24 Eylül 2012 Pazartesi

Boston Symphony Hall

Dün gece Boston Symphony Hall'da sonbahar sezonunun açılış konserine gittim. Konuk sanatçı ve orkestra şefi olarak Itzhak Perlman vardı. John Williams'tan sonra kendisini de canlı olarak dinleyebildiğim için çok mutluyum. Konserde, sahnenin üstündeki kabartmada ismi yer alan tek besteci olarak Beethoven'ın keman için bestelediği iki eseri ve Symphony no. 7 çalındı. Müziği dinlerken, müziğin büyüsünün yanı sıra ortamın da büyüsüne kapılıp gitmemek elde değil. Bu konser salonu, 1900 yılında inşa edilmiş, akustik açıdan dünyadaki en iyi üç konser salonundan biri, Amerikadakilerin arasında ise en iyisi sayılıyormuş. Salonda göze çarpan öğeler arasında sahne yanında ve duvarlarda yer alan Yunan ve Roma heykelleri bulunmakta. Bu heykeller sırasıyla şöyle:

Faun with Infant Bacchus (Naples); Apollo Citharoedus (Rome); Girl of Herculaneum (Dresden); DancingFaun (Rome); Demosthenes (Rome); Seated Anacreon (Copenhagen); Euripedes (Rome); Diana of Versailles (Paris); Resting Satyr of Praxiteles(Rome); Amazon (Berlin); Hermes Logios (Paris); Lemnian Athena (Dresden, with head in Bologna); Sophocles (Rome); Standing Anacreon (Copenhagen); Aeschines (Naples); Apollo Belvedere (Rome).

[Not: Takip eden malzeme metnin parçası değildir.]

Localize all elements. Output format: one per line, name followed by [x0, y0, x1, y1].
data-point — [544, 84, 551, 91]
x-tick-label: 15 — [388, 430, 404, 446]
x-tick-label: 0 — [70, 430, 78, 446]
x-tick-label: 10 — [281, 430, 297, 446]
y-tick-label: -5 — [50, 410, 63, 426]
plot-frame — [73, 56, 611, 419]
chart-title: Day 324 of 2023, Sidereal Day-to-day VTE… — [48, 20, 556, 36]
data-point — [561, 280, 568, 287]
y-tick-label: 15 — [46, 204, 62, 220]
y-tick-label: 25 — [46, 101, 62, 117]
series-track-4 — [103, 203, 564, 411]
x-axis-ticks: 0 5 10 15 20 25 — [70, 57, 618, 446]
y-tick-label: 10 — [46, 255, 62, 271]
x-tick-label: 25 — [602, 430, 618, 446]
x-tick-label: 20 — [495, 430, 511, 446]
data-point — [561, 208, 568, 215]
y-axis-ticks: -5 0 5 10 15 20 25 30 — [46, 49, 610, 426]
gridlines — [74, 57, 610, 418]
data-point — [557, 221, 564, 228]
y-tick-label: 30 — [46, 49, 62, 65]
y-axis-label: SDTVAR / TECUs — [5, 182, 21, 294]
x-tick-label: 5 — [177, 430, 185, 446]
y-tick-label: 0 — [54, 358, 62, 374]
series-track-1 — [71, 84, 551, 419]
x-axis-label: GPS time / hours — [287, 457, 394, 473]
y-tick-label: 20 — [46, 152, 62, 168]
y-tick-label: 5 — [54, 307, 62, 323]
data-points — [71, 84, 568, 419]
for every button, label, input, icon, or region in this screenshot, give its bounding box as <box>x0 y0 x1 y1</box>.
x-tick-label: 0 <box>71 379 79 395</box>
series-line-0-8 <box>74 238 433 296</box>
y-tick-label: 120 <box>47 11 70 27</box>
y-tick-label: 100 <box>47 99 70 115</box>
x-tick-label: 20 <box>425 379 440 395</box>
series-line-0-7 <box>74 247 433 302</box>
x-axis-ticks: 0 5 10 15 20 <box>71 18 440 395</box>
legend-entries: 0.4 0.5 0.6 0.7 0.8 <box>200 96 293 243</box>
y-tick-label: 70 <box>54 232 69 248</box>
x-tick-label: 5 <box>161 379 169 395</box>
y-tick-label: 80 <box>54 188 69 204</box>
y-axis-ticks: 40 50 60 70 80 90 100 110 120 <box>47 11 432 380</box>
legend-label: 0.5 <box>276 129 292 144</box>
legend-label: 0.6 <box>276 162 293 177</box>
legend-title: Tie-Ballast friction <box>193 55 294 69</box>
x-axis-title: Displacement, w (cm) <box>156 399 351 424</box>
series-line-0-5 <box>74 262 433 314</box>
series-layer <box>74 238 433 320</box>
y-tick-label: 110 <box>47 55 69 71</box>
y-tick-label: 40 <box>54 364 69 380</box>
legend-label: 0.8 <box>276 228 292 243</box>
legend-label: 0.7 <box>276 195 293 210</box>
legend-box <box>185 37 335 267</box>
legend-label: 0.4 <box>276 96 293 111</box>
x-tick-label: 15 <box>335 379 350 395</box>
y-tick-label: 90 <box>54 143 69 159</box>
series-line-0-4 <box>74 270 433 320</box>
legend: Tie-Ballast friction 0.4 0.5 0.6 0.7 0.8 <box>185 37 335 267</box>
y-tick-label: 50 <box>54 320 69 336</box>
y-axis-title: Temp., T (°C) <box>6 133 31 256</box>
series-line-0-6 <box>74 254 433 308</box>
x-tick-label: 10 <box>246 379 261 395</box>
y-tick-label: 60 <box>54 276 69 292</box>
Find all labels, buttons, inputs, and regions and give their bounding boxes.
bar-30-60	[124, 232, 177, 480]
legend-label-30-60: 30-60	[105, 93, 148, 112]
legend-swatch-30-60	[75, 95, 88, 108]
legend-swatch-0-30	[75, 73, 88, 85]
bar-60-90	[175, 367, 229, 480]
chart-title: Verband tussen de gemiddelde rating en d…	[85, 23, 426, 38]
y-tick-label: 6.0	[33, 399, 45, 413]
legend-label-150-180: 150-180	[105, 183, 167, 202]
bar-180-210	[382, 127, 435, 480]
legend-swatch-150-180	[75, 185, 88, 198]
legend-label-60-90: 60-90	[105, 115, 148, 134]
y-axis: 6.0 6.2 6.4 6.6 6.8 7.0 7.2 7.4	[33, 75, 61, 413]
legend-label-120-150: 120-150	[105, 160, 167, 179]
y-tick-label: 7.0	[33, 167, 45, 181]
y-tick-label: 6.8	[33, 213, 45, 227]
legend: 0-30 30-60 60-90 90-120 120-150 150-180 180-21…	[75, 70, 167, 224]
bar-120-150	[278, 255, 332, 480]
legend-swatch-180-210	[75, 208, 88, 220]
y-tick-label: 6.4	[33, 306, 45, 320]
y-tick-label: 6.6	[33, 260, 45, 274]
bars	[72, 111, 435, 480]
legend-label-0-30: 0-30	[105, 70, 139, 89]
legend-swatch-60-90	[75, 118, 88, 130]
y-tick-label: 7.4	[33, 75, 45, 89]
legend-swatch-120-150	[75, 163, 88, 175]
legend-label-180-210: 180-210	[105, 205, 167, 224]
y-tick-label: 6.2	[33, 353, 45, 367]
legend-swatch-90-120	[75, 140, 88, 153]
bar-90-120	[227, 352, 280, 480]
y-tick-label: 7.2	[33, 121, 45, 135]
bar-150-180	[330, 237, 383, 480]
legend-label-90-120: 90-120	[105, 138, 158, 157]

Salonu etkileyici kılan bir diğer öğe ise, 1949 yılında, 1900 yılındaki orjinal haliyle değiştirilen kilise org'u (erganun). Dinlemeseniz bile sadece ihtişamlı yapısına bakmak, insanı etkilemeye yetiyor. 

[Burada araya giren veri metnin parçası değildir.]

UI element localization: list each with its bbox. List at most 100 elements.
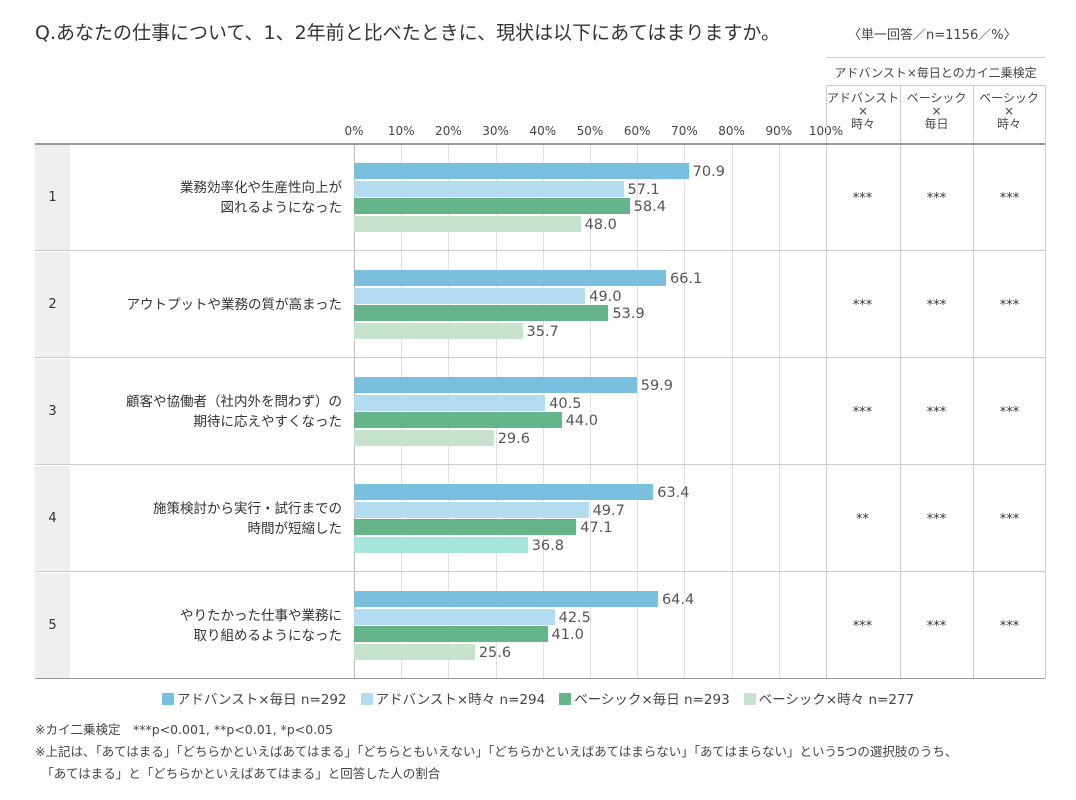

Bir yandan konseri dinleyip, bir yandan da salonun heybetli atmosferini tadarken, aklıma Emek sineması geldi. 1884'te inşa edilen Emek sinemasının yıkılıp/güya taşınıp bir alışveriş merkezinde yer alması tarih bilincinden ne kadar yoksun olduğumuzun bir kanıtı. Benzer şekilde Haydarpaşa Garı'nın kullanımdan çıkarılıp, otel ya da benzer ticari amaçlar için kullanılması, gözünü para bürümüş, politik kararlar altında ezilmiş bir güruhun eylemlerinden başka bir şey değil kanaatimce. Benzer bir olay az kalsın 1968 (!) yılında, New York City'de en sevdiğim yer olan Grand Central Terminal'in başına gelecekmiş. Kennedy'nin eşi Jacqueline Kennedy Onassis'in yürüttüğü kampanya sonucu, istasyon yıkılmaktan kurtulmuş. Durumla ilgili söyledikleri etkileyici: 


"Is it not cruel to let our city die by degrees, stripped of all her proud monuments, until there will be nothing left of all her history and beauty to inspire our children? If they are not inspired by the past of our city, where will they find the strength to fight for her future? Americans care about their past, but for short term gain they ignore it and tear down everything that matters. Maybe… this is the time to take a stand, to reverse the tide, so that we won't all end up in a uniform world of steel and glass boxes."